I sometimes watch Fox News and have little doubt that its reporting tilts right, sometimes shamelessly. Bill O’Reilly is a windbag. But I have a problem when people blame Murdoch for the downfall of broadcast journalism. Look at CNN, where Lou Dobbs pursues a largely anti-immigration agenda. Or MSNBC, where you have Keith Olbermann calling for Bush to resign and stoking a feud with O’Reilly. And if dignity is a concern, who let MSNBC’s Tucker Carlson do “Dancing with the Stars?”
While I wouldn't necessarily call Fox News "shamelessly" right-wing (for it features plenty of left-wing commentators like Alan Colmes, Susan Estrich, Mara Liason and others), Corr is correct in his assertion that Murdoch shouldn't be held accountable for all of jounalism's problems. He mentions Keith Olbermann's on-air calls for President Bush to resign. I would add to that the following examples: Chris Matthews' softball questions to Democrat presidential candidates, the New York Times' penchant for blowing the whistle on secret national security programs, and The View's constant Bush-bashing -- just for starters.
And of course, who could forget Dan Rather's "fake but accurate" reporting in Memogate?
The biggest problem is the fact that so many journalists claim to be unbiased, when clearly they are not. Whether left- or right-wing causes, everyone believes in something. And bias can be shown in so many different ways: by what editors decide is newsworthy, how headlines are written, which questions go asked (and which questions go unasked). And by insisting such neutrality exists without a doubt, journalists show their disdain for the public whom they claim to serve -- for surely the teeming masses couldn't see through the charade, could they?
But another view is that Murdoch always puts his business interests first, and he would be foolish to tarnish the luster of the Journal. In 2003, James Fallows, writing in the Atlantic magazine, predicted that journalism under Murdoch and others would continue to move toward a more partisan style as in early 19th Century America.
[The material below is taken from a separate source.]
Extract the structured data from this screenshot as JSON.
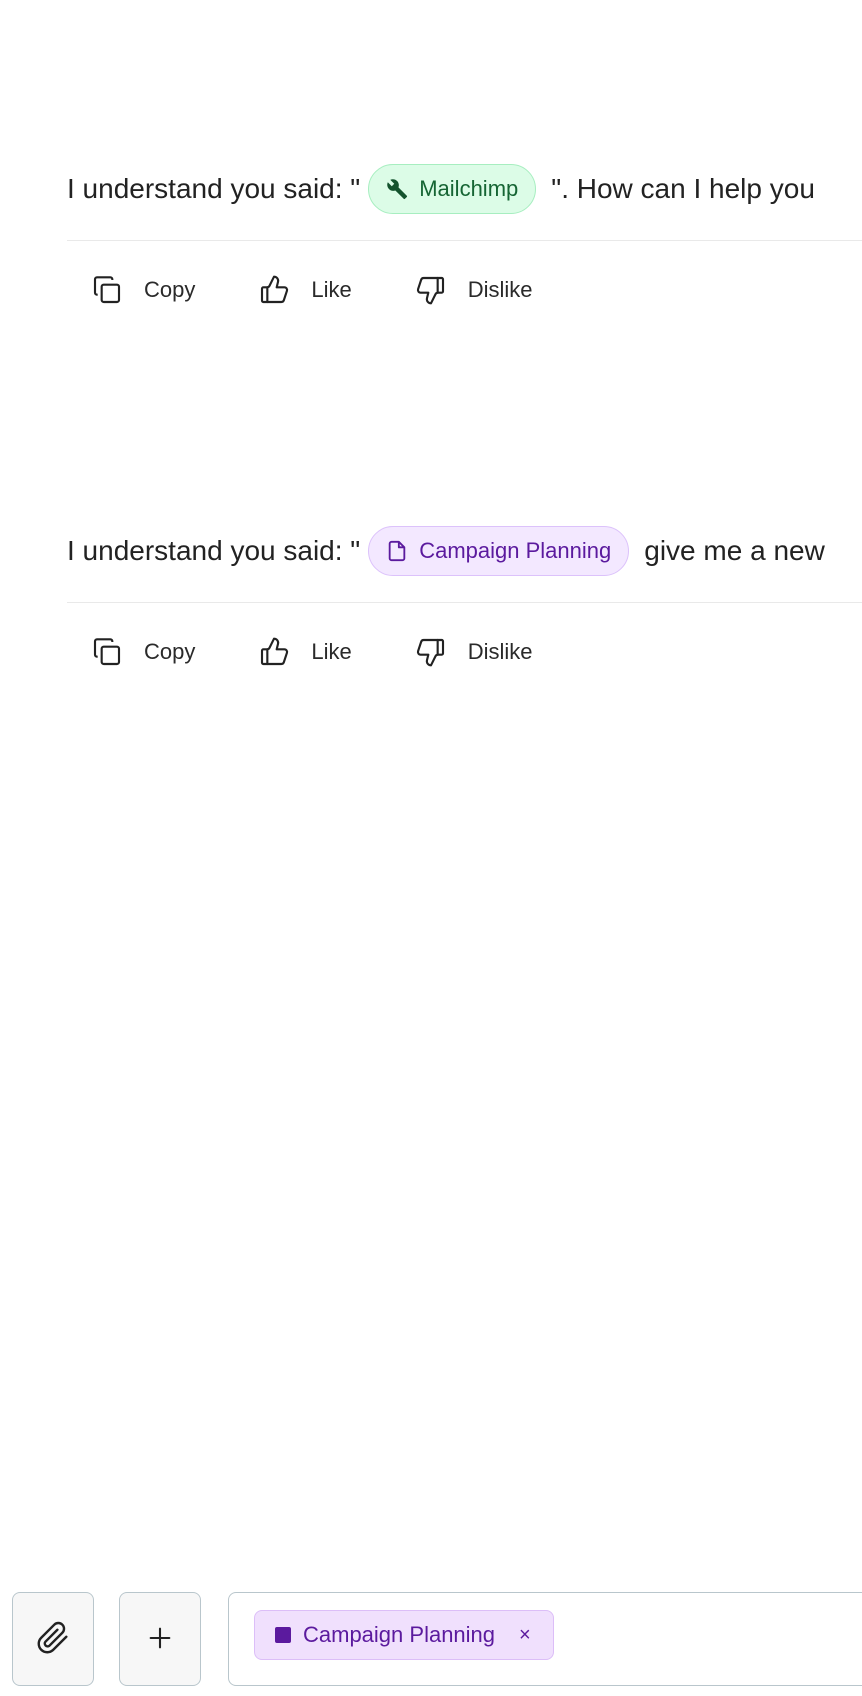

“News addressed to a particular niche — not simply in its content but also in its politics — may be the natural match to an era with hundreds of satellite and cable channels and limitless numbers of Internet sites,” Fallows wrote.
Newspapers and television stations admitting their political bias? Wouldn't that be refreshing!
Victor Davis Hansen is ahead of the curve, giving the public the credit they deserve:
The truth is that savvy Americans navigate well enough on their own through our various partisan genres.
Thank you, Mr. Hansen. But don't expect such journalistic honesty to come about any time soon. In the meantime, figures like Rupert Murdoch will continue to provide the "unbiased" media with fodder for ideological bash fests. And sites like Newsbusters will continue to call them on it.